Não era a sua praia e decidiu mudar de rumo.
Paula Silva não é mulher de baixar os braços e percebeu logo que a única maneira de conseguir algo melhor para o seu futuro, passava pelo aperfeiçoamento da língua alemã.
A trabalhar e a estudar nos cursos nocturnos, consegue assim escalar a difícil escada da via profissional e pessoal.
Foi em Romanshorn, que viu o seu sonho realizado.
Casada e mãe de um casal a Paula desenvolve o papel de mãe, esposa e coordenadora do Departamento de Integração na cidade de Amriswil, cantão de Thurgau,.
Paula como define a sua aventura da chegada a Terras Helvéticas?

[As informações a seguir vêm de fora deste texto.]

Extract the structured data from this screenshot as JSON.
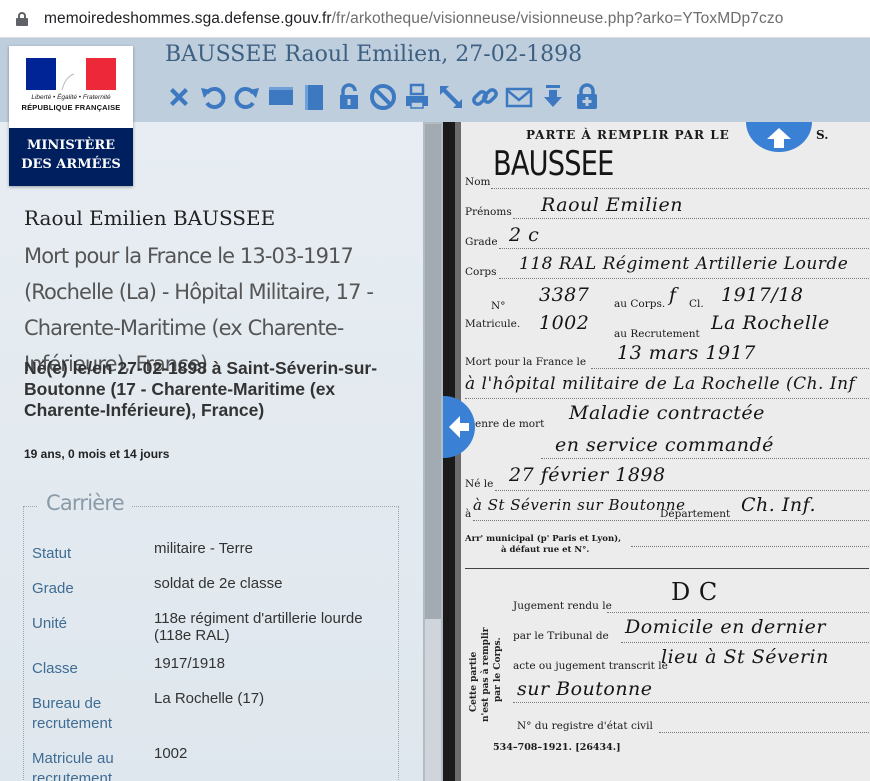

Já passaram quase trinta anos após a chegada… mas na altura foi bastante difícil. Eu já sabia um pouco de alemão, pois o meu pai era naquela altura já estagional na Suíça e sabendo eu que a língua desta zona era o alemão, quis preparar-me um pouco. Mas foi muito difícil no início. A burocracia era imensa e quase não havia apoio específico aos imigrantes.
Teve oportunidade de interagir com a Comunidade Portuguesa em busca de apoio?
Houve uma interação no início entre as pessoas conhecidas do meu pai e nós quando chegamos. Mas era uma época difícil, onde era muito difícil arranjar emprego pois ainda havia os contingentes para as pessoas com o permisso B. Isso tornou algumas relações difíceis e dificultou a realização de alguns sonhos e esperanças.
Nos primeiros tempos como conseguiu gerir as dificuldades da ausência de amigos e das duras horas de trabalho na agricultura?
Mal, havia a revolta, a frustração, o desapontamento comigo própria de não ser mais resistente, de não ter podido atingir os meus sonhos mesmo após ter estudado por 12 anos em Portugal. Algo que, entretanto, não é muito raro, mas naquela altura era uma situação muito peculiar. Eu lembro-me de os conselheiros profissionais não saberem o que me poderiam aconselhar pois o meu caso era, na nossa zona, um caso único.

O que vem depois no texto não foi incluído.